Final answer:
Benzene has two common resonance structures, representing electron delocalization across the hexagonal ring. While it's conceivable to draw a third resonance structure, such a depiction would not accurately represent the equivalence of all six C-C bonds observed experimentally. Benzene's actual structure is a hybrid of resonance structures, displaying delocalized π electrons rather than fixed double bonds.
Step-by-step explanation:
You're correct that the molecule benzene is typically represented with two resonance structures. These structures show alternating single and double bonds around the hexagonal ring.
However, if you were to draw a third resonance structure with fixed double bonds, you would end up with a structure that is not representative of the actual electron delocalization in benzene.
All six carbon-carbon bonds in benzene are equivalent in length and strength, which is only possible due to the delocalized nature of the π electrons.
In benzene, each carbon atom is sp² hybridized, with three sigma bonds (one to hydrogen and two to adjacent carbon atoms) and one unhybridized p orbital containing an electron, which overlaps with the p orbitals of adjacent atoms.
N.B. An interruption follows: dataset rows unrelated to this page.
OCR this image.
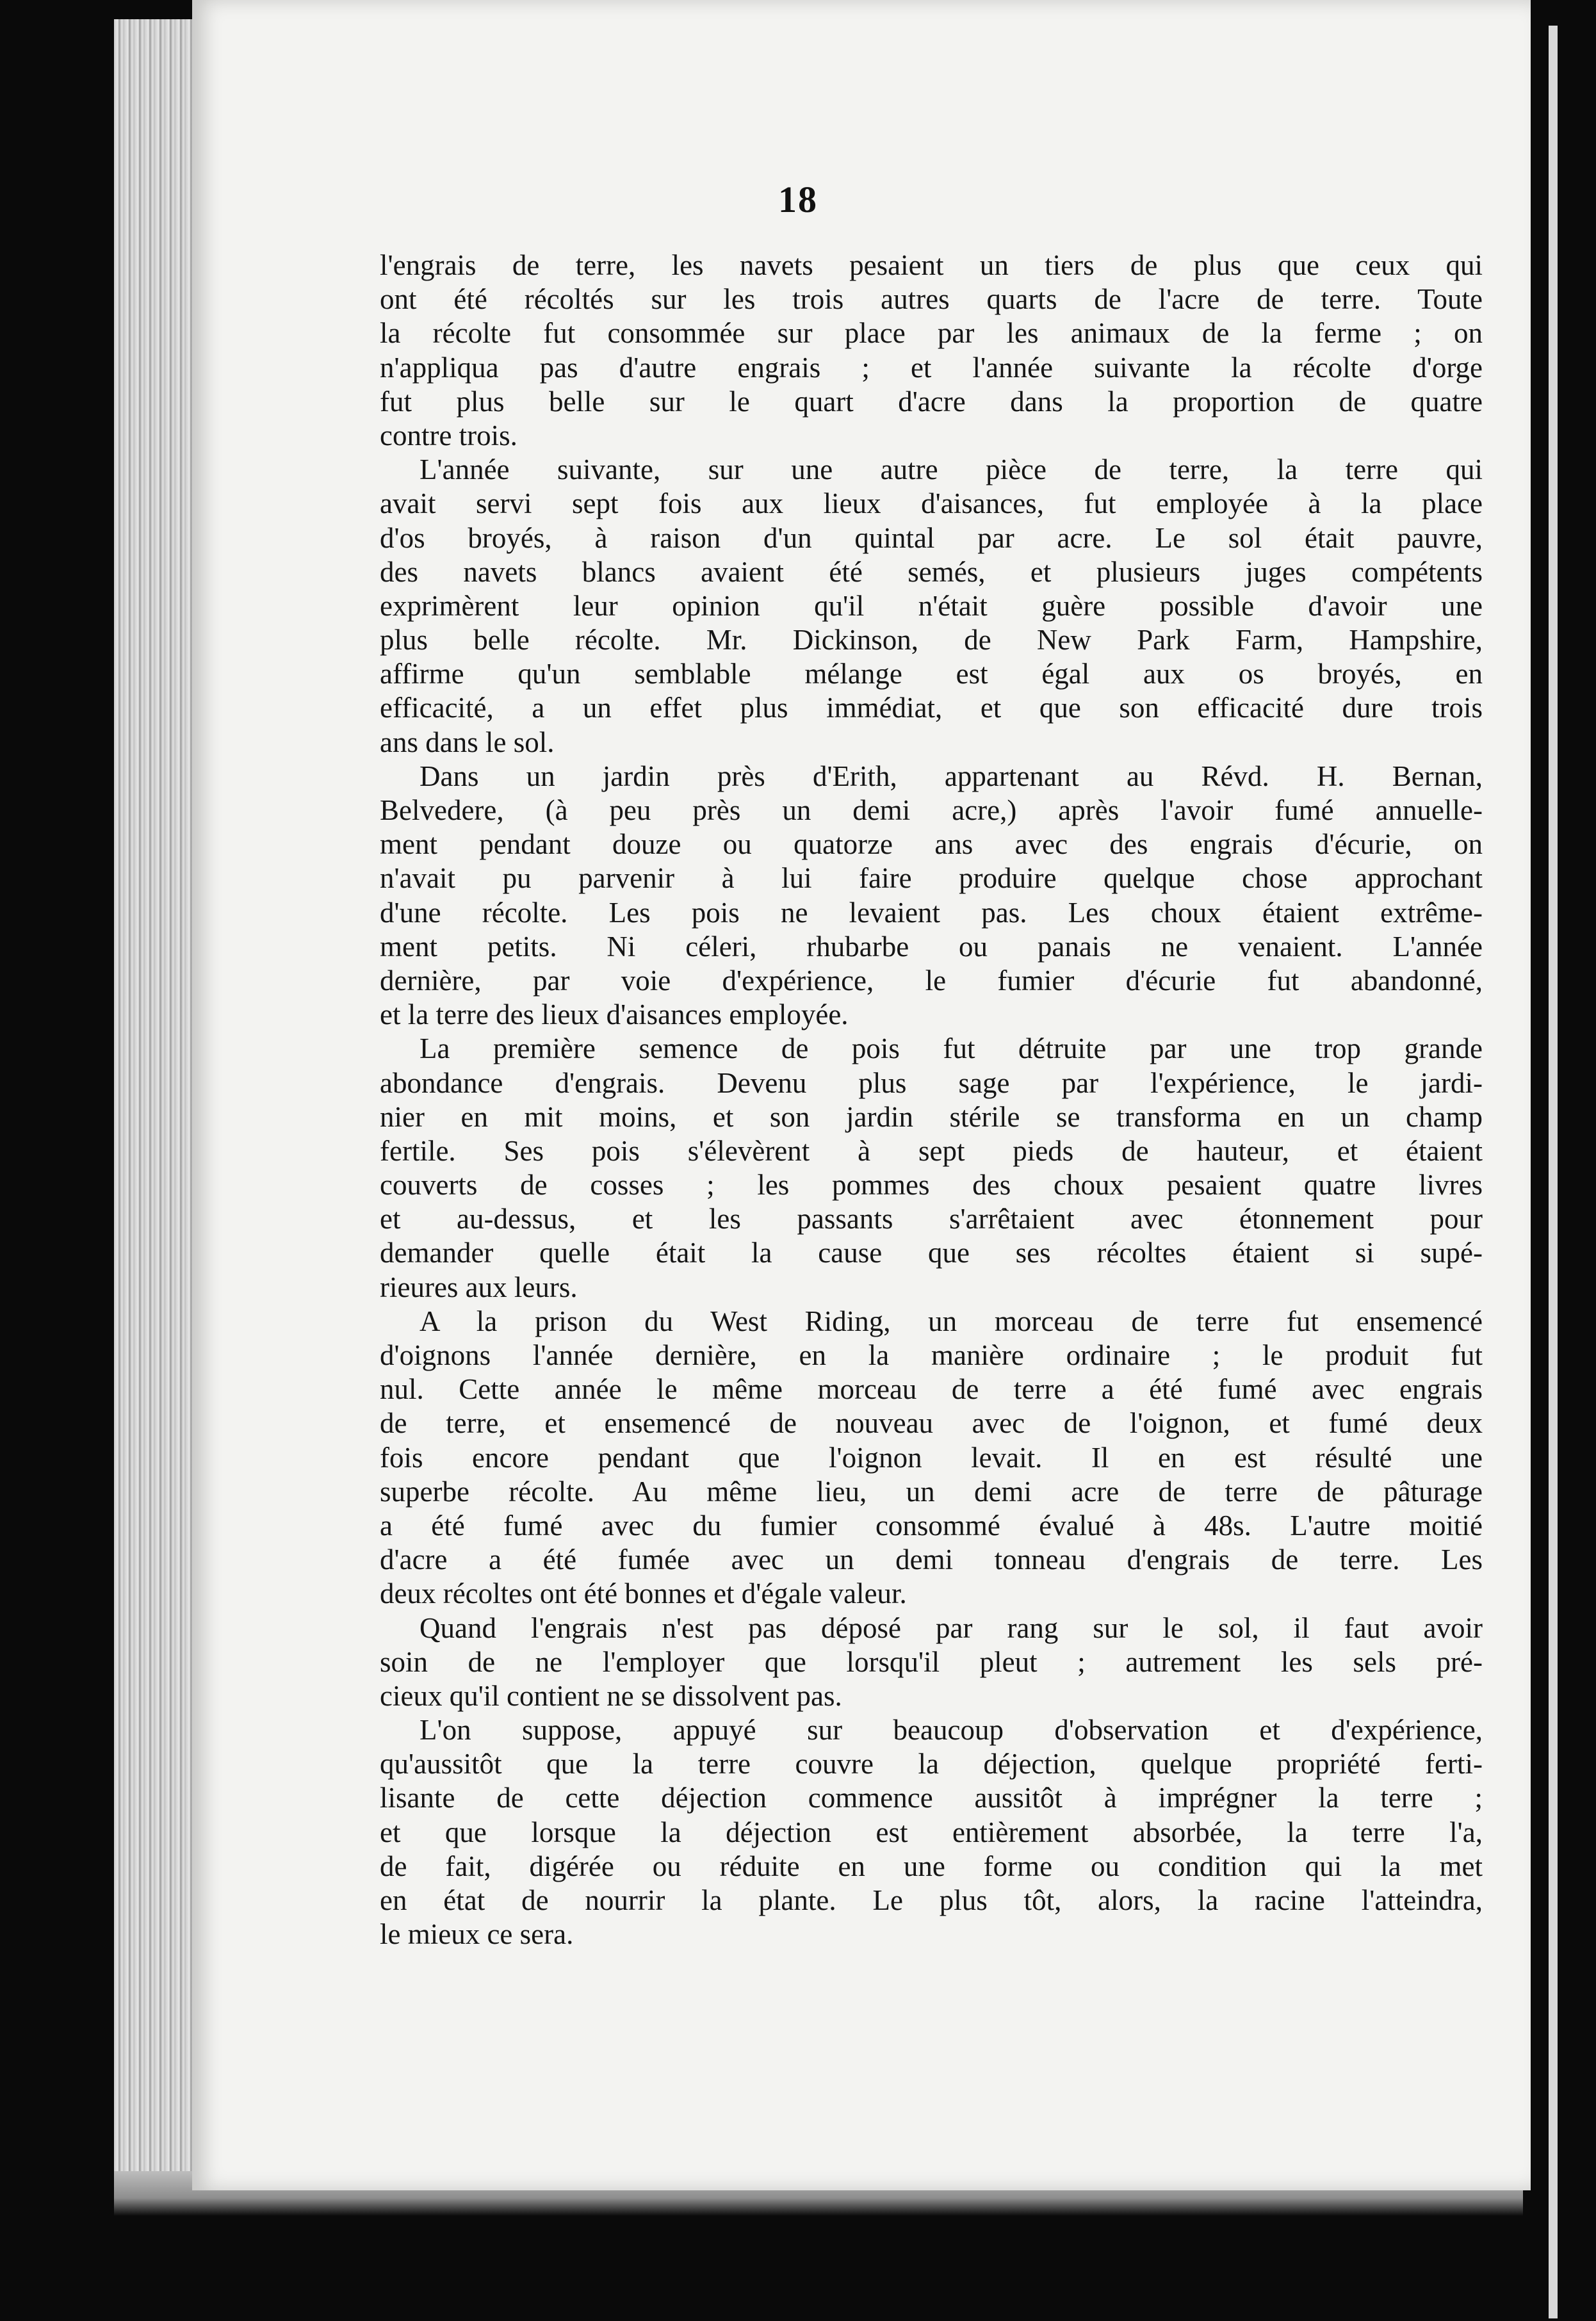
18
l'engrais de terre, les navets pesaient un tiers de plus que ceux qui
ont été récoltés sur les trois autres quarts de l'acre de terre. Toute
la récolte fut consommée sur place par les animaux de la ferme ; on
n'appliqua pas d'autre engrais ; et l'année suivante la récolte d'orge
fut plus belle sur le quart d'acre dans la proportion de quatre
contre trois.
L'année suivante, sur une autre pièce de terre, la terre qui
avait servi sept fois aux lieux d'aisances, fut employée à la place
d'os broyés, à raison d'un quintal par acre. Le sol était pauvre,
des navets blancs avaient été semés, et plusieurs juges compétents
exprimèrent leur opinion qu'il n'était guère possible d'avoir une
plus belle récolte. Mr. Dickinson, de New Park Farm, Hampshire,
affirme qu'un semblable mélange est égal aux os broyés, en
efficacité, a un effet plus immédiat, et que son efficacité dure trois
ans dans le sol.
Dans un jardin près d'Erith, appartenant au Révd. H. Bernan,
Belvedere, (à peu près un demi acre,) après l'avoir fumé annuelle-
ment pendant douze ou quatorze ans avec des engrais d'écurie, on
n'avait pu parvenir à lui faire produire quelque chose approchant
d'une récolte. Les pois ne levaient pas. Les choux étaient extrême-
ment petits. Ni céleri, rhubarbe ou panais ne venaient. L'année
dernière, par voie d'expérience, le fumier d'écurie fut abandonné,
et la terre des lieux d'aisances employée.
La première semence de pois fut détruite par une trop grande
abondance d'engrais. Devenu plus sage par l'expérience, le jardi-
nier en mit moins, et son jardin stérile se transforma en un champ
fertile. Ses pois s'élevèrent à sept pieds de hauteur, et étaient
couverts de cosses ; les pommes des choux pesaient quatre livres
et au-dessus, et les passants s'arrêtaient avec étonnement pour
demander quelle était la cause que ses récoltes étaient si supé-
rieures aux leurs.
A la prison du West Riding, un morceau de terre fut ensemencé
d'oignons l'année dernière, en la manière ordinaire ; le produit fut
nul. Cette année le même morceau de terre a été fumé avec engrais
de terre, et ensemencé de nouveau avec de l'oignon, et fumé deux
fois encore pendant que l'oignon levait. Il en est résulté une
superbe récolte. Au même lieu, un demi acre de terre de pâturage
a été fumé avec du fumier consommé évalué à 48s. L'autre moitié
d'acre a été fumée avec un demi tonneau d'engrais de terre. Les
deux récoltes ont été bonnes et d'égale valeur.
Quand l'engrais n'est pas déposé par rang sur le sol, il faut avoir
soin de ne l'employer que lorsqu'il pleut ; autrement les sels pré-
cieux qu'il contient ne se dissolvent pas.
L'on suppose, appuyé sur beaucoup d'observation et d'expérience,
qu'aussitôt que la terre couvre la déjection, quelque propriété ferti-
lisante de cette déjection commence aussitôt à imprégner la terre ;
et que lorsque la déjection est entièrement absorbée, la terre l'a,
de fait, digérée ou réduite en une forme ou condition qui la met
en état de nourrir la plante. Le plus tôt, alors, la racine l'atteindra,
le mieux ce sera.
This overlapping forms a delocalized π system above and below the plane of the carbon atoms. The true electronic structure of benzene is often represented by a hexagon with a circle inside, indicating the delocalized nature of the π electrons.
Chemists use the concept of resonance to suggest that the actual structure of a molecule like benzene is a hybrid of all valid resonance structures.
In the case of benzene, since all the C-C bonds are experimentally found to be of the same length and energy, this indicates that the electronic structure of benzene is an average of the two classical resonance structures, not the result of individual localized double bonds.